During the past decade, the college has developed a number of different programs designed to create what Associate Dean Denise Helm calls “win-win situations” for serving Native American populations.
One of these programs is the Hopi Health Center Partnership, a grant-funded initiative that provides about 30 junior and senior dental hygiene students the opportunity each semester to provide care on the Hopi Reservation. For students, participating in this program means hands-on public health work and a chance to help people with tremendous medical needs.
“This truly is a win-win situation because students who are exposed to experiences in public health typically go into public health,” Helm said. “This program also allows Indian Health Services to meet the demand for dental services without having to hire additional people.”
Maxine Janis, an assistant clinical professor in the Dental Hygiene program and the coordinator of the Hopi Health Center Partnership, said the goal of programs like the one she oversees is to create a sustainable way to meet health care demand among Native populations. “The aim is to provide education for Native American students in the various health care disciplines and to create a pipeline for American Indian health care professionals to return to their communities to work and live,” she said.
NAU also offers the American Indian Bachelor of Science in Nursing Program, which allows residents of the Navajo, Hopi or other American Indian nations to complete course requirements while working in local clinics. Student Megan Ross, who is one of the few non-Native Americans enrolled in the program, is passionate about the opportunity to serve members of the Navajo Nation.
“There is a real need for nurses who live in the community and who are committed to the community,” she said. “A lot of traveling nurses come and go, so there is no continuity.”
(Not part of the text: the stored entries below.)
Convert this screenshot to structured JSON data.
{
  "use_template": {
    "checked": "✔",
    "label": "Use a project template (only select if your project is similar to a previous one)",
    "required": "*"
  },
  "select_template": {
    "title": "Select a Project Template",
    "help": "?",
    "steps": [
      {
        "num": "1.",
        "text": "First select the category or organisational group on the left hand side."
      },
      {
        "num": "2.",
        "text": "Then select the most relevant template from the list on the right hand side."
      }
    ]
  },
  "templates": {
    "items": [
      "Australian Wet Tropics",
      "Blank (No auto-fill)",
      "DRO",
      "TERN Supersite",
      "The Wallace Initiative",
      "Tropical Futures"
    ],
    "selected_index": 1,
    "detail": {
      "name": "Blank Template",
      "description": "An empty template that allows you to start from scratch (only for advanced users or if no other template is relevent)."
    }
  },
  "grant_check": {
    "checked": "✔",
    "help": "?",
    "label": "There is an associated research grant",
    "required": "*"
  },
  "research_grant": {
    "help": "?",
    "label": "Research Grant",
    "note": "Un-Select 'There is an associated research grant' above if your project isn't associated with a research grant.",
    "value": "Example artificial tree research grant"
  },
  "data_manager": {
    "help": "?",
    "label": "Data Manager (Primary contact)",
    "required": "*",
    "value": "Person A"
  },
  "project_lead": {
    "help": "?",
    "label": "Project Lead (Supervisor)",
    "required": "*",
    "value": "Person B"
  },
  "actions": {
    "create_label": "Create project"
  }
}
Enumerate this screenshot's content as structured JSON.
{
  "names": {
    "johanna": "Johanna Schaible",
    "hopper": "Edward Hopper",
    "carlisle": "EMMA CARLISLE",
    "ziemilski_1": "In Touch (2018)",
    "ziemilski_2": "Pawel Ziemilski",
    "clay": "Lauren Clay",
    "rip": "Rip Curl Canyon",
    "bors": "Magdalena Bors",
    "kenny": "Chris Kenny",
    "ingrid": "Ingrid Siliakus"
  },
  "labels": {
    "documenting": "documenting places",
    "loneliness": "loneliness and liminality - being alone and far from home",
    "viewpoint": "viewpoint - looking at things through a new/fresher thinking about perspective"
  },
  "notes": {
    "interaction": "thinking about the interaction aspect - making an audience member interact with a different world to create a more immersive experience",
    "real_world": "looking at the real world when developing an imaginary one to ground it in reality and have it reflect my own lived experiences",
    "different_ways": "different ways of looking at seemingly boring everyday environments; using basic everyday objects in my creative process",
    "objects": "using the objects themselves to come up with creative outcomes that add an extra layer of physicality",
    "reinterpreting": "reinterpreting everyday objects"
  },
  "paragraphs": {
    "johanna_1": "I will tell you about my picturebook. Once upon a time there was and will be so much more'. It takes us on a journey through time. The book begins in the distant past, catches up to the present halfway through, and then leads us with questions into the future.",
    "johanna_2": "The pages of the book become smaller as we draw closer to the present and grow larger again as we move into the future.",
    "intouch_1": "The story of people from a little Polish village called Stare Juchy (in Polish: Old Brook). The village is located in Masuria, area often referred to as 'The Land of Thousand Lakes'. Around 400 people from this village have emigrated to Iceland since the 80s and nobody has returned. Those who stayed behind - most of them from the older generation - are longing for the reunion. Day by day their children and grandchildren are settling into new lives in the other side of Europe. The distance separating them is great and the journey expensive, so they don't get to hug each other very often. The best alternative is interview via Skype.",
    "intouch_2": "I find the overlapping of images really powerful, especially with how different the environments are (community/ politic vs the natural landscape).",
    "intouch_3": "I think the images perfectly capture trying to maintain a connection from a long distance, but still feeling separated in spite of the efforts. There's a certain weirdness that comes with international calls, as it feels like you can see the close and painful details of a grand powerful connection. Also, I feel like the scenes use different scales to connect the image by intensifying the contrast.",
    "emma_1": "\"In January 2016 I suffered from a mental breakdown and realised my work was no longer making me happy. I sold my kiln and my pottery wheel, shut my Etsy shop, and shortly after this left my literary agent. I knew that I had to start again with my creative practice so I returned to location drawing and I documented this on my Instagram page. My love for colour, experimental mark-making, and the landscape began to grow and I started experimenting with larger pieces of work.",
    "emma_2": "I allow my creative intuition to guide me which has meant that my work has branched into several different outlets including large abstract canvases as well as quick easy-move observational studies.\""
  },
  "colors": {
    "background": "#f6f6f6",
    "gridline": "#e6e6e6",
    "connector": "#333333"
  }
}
The commitment to serving medically needy populations also is woven into the curriculum of many courses. For instance, seniors in assistant clinical professor Regina Eddie’s public health nursing classes conduct on-site community needs assessments each semester. Students travel to local reservations to help communities develop ways to cope with public health issues, Eddie explained.
“I had a group last semester that was trying to find ways to address childhood obesity in a situation where there were few resources to do anything,” she says. “So they worked on developing a teaching plan for teachers to talk about healthier nutrition choices that children could make. Our focus, too, is on making sure that the project is sustainable for the community.”